Diese Bewertungen stehen im Einklang mit den Ausführungen des erstinstanzlich gehörten Sachverständigen Prof. Dr. X...., der in seinem Gutachten vom 05.07.2018 ausgeführt hat, dass der Sternkode I98.2* nicht obligatorisch zu verwenden ist und nur bei Erfüllung der Nebendiagnosendefinition kodiert werden kann. Soweit er auf die obligatorisch zu verwendenden Kodes verweist, sind diese in D012i Tabelle 2 der DKR (2011) aufgezählt, wobei – wie ausgeführt – weder der Kode K74.4 noch der Kode I98.2* darin enthalten ist.

 

Eine andere Bewertung ergibt sich auch nicht aus dem Abschnitt "Reihenfolge von Diagnoseschlüsseln bei Mehrfachkodierung" in D012i der DKR (2011). Insofern sind hier nur Vorgaben für den Fall enthalten, dass eine Mehrfachkodierung vorzunehmen ist. Wenn aber bereits die Voraussetzungen für eine Mehrfachkodierung i.S.d.
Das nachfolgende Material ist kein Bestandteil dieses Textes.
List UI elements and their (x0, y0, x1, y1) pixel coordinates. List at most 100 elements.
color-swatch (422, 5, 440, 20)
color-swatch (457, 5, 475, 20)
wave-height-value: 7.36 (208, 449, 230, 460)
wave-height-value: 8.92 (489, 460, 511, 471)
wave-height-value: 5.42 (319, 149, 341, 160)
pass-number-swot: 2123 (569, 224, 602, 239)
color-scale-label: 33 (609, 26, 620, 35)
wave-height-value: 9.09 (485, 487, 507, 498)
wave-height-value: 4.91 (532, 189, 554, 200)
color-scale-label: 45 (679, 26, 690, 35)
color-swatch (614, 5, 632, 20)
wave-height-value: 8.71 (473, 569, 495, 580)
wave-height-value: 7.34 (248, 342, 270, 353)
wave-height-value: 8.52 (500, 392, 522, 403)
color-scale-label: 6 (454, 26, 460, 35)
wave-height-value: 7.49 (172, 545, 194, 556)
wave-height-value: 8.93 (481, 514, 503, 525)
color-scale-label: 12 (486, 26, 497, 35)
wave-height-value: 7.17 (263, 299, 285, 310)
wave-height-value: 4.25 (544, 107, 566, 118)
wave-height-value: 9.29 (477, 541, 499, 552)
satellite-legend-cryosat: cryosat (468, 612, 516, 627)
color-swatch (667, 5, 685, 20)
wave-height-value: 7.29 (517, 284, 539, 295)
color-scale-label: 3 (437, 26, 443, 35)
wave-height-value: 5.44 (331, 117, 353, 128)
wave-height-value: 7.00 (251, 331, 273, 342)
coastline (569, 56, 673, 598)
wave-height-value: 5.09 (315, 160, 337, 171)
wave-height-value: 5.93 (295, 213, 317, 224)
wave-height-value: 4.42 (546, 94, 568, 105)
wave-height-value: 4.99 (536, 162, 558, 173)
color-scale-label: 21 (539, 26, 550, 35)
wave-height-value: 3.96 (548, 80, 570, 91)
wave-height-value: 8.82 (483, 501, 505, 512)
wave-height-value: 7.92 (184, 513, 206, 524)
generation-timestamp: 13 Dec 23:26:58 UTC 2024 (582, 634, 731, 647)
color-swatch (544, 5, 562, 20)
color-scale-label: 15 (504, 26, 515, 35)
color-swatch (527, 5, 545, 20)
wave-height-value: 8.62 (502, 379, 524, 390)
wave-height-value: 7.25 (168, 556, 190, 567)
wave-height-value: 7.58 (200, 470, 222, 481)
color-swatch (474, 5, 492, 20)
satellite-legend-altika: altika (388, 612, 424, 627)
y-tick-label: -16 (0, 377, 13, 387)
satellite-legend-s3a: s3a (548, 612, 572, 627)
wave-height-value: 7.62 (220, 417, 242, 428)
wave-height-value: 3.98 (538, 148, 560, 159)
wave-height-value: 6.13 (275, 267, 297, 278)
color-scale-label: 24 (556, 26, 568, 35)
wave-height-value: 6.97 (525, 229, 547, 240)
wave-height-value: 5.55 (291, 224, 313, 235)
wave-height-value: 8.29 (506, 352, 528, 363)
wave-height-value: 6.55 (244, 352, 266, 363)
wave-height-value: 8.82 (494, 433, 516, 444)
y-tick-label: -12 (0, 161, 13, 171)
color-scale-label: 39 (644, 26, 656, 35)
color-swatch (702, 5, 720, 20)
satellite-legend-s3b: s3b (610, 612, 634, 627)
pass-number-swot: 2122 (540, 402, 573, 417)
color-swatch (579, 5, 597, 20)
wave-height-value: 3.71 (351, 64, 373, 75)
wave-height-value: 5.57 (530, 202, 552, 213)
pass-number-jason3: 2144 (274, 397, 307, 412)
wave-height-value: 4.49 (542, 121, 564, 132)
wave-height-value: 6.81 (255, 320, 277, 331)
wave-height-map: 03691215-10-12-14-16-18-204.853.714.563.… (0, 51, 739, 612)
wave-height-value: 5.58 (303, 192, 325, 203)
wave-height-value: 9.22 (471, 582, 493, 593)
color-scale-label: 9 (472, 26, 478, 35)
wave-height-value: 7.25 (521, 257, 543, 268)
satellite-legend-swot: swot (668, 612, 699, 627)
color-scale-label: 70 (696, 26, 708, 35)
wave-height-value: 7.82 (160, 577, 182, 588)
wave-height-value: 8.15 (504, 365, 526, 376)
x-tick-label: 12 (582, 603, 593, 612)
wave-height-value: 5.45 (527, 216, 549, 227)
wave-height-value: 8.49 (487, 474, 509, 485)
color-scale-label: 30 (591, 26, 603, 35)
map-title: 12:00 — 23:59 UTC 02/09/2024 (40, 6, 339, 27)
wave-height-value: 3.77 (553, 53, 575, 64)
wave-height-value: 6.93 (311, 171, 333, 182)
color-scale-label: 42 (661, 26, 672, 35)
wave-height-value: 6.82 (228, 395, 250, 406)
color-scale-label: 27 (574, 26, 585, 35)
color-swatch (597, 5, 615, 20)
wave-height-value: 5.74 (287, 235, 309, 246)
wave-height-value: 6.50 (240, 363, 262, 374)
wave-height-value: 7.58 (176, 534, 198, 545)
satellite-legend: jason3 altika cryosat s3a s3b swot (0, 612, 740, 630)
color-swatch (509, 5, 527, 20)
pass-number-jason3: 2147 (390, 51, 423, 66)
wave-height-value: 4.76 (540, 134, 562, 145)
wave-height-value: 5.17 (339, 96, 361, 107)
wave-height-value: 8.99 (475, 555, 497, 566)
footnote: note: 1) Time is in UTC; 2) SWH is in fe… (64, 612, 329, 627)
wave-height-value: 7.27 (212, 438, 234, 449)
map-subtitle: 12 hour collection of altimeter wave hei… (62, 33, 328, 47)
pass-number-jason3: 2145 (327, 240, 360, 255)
Kreuz-Stern-Systems oder aufgrund von Ausrufezeichenkodes nicht vorliegen, erübrigen sich Erwägungen zu Einzelheiten der Mehrfachkodierung ("Reihenfolge von Diagnoseschlüsseln"). Das gilt insbesondere für das von der Beklagten aus diesem Abschnitt entnommene Argument, dass ICD-Kodes mit einem Stern nie allein verwendet werden dürfen, sondern nur in Kombination mit einem Primärkode. Dieses Argument geht ins Leere, wenn der Stern-Kode schon nicht kodiert werden darf.

 

Eine erweiternde Auslegung, die ggf. im Sinne der Beklagten zum Ansatz der Diagnose I98.2* führen könnte, verbietet sich. Für Mehrfach- oder Doppelkodierungen bleibt angesichts der Rechtsprechung des BSG (Urteil vom 16.07.2020 – B 1 KR 16/19 R – juris) nicht mehr viel Raum, sofern man dazu nicht klare Anweisungen in den DKR und in der ICD-10 findet (Schütz, jurisPR-SozR 24/2020 Anm. 3). Für den vorliegenden Fall fehlen solche klaren Anweisungen. Insbesondere erschließt sich nicht, woraus eine Kreuz-Stern-Diagnose folgen soll, wenn die fragliche Kreuz-Diagnose (vorliegend als Hauptdiagnose) allein stehen kann und für die Stern-Diagnose, die vorliegend überhaupt erst die Möglichkeit der Mehrfachkodierung eröffnen könnte, die (Neben-)Diagnose-Kriterien der DKR nicht erfüllt sind und auch sonst kein Bedarf für eine Kodierung zu rechtfertigen ist.

 

Soweit die Klägerin eine Berechtigung für die Kodierung von I98.2* auch nach den DKR (2011) D007f ("Aufnahme zur Operation/Prozedur, nicht durchgeführt") sowie D004d ("Syndrome") verneint hat, ist die Beklagte dem nicht entgegengetreten. Auch dem Senat erschließt sich eine Kodierung von I98.2* auf dieser Grundlage nicht, da bezogen auf die zugrundeliegende anamnestisch geführte Diagnose weder eine Operation/Prozedur abgebrochen wurde noch es sich nicht um ein (abzuklärendes) Syndrom handelt.

 

3. Die Kostenentscheidung beruht auf § 197a Abs. 1 Satz 1 Sozialgerichtsgesetz (SGG) i. V. m. § 154 Abs. 2 Verwaltungsgerichtsordnung.

 

4. Gründe für die Zulassung der Revision liegen nicht vor, § 160 Abs. 2 SGG.

 

5. Die Festsetzung des Streitwerts beruht auf § 197a Abs. 1 Satz 1 SGG i. V. m. § 47 Abs. 1 und 2, § 43 Abs. 1, § 52 Abs. 3 Gerichtskostengesetz.